There are several things that are unclear about this tape and what it might mean going forward. As a preliminary legal matter, it’s worth noting that New York is a “one-party” consent state when it comes to recording conversations, meaning that the recording was legal as long as one of the parties knew it was being recorded. Since Cohen was the one who made the recording, that’s clearly the case here. Additionally, it was reported months ago that Cohen had the habit of routinely recording conversations he had with third parties, although he had reportedly claimed that he had never recorded conversations with Trump. Therefore, it isn’t entirely surprising that this recording exists.
What isn’t clear, though, is whether or not this conversation would be covered by the attorney/client privilege. The answer to that question depends on whether or not Cohen was acting as Trump’s attorney with respect to this matter, or whether Trump at least he believed it was. If that’s the case, then the conversation would be considered privileged and it would be a serious ethical violation for Cohen to make the recording, or even a summary of what’s contained in the recording, public. There would be no violation, though, if Cohen was not acting as Trump’s attorney in this matter or if it was Trump’s side that leaked the recording, thus waiving any claim to the privilege regarding its contents. The final possibility, of course, is that the tape’s existence was leaked by someone close to the Southern District’s investigation but that seems unlikely both because such an action would be a serious problem for the U.S. Attorney’s office and because this initial report seems to suggest that the tape has not yet been turned over to the F.B.I. because of the ongoing inquiry into what material seized from Cohen’s office may be covered by an applicable attorney/client privilege.

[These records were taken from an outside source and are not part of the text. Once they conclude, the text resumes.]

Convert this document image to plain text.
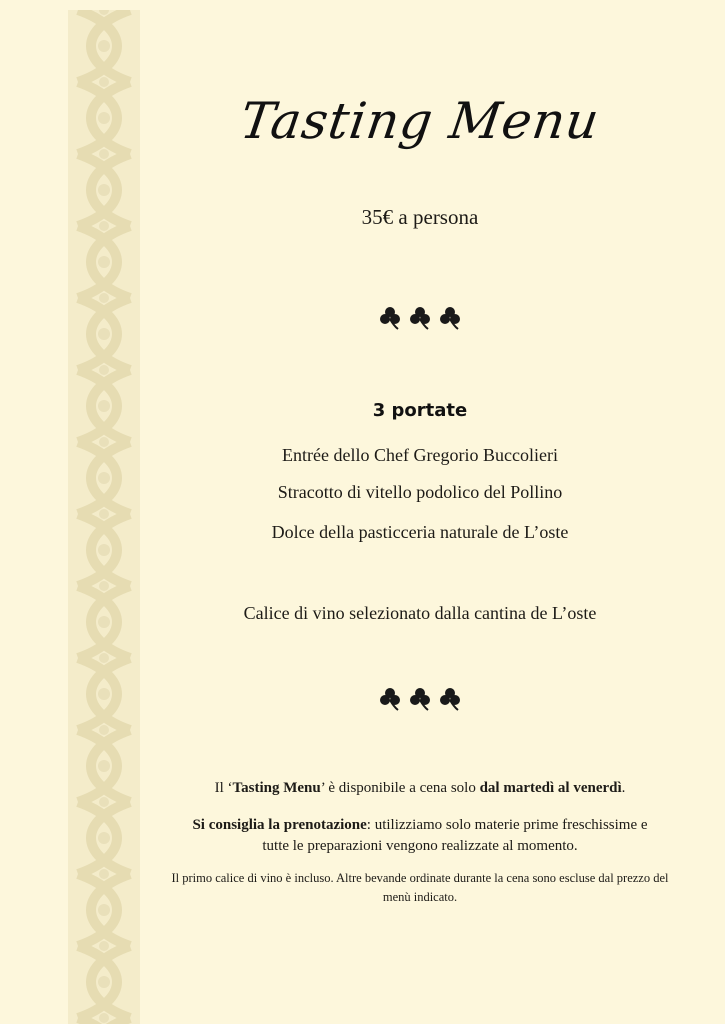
Tasting Menu
35€ a persona
3 portate
Entrée dello Chef Gregorio Buccolieri
Stracotto di vitello podolico del Pollino
Dolce della pasticceria naturale de L’oste
Calice di vino selezionato dalla cantina de L’oste
Il ‘Tasting Menu’ è disponibile a cena solo dal martedì al venerdì.
Si consiglia la prenotazione: utilizziamo solo materie prime freschissime e tutte le preparazioni vengono realizzate al momento.
Il primo calice di vino è incluso. Altre bevande ordinate durante la cena sono escluse dal prezzo del menù indicato.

It’s too early to tell what impact this tape, and any others that might exist, could have on the investigations swirling around the President, but it’s clearly not good news and yet another indication of just how important the developments regarding Michael Cohen could end up being. Within weeks after the F.B.I. search of Cohen’s home and office, there were signs that the President was clearly worried that his former attorney might cooperate with investigators and that, generally speaking, he was more worried about the Cohen investigation than the Mueller investigation. Those reports resurfaced in May. Last month, we learned that Cohen’s defense team had terminated a joint defense agreement with Trump’s legal team and that Cohen has said in an off-camera interview with ABC News that he was primarily concerned with himself and his family. Both of these were seen as pointing to the possibility that Cohen, the man who reportedly knows all of Donald Trump’s secrets might be about to become a cooperating witness with prosecutors in both New York and Washington. If true, that could be the most significant development of all in this entire investigation.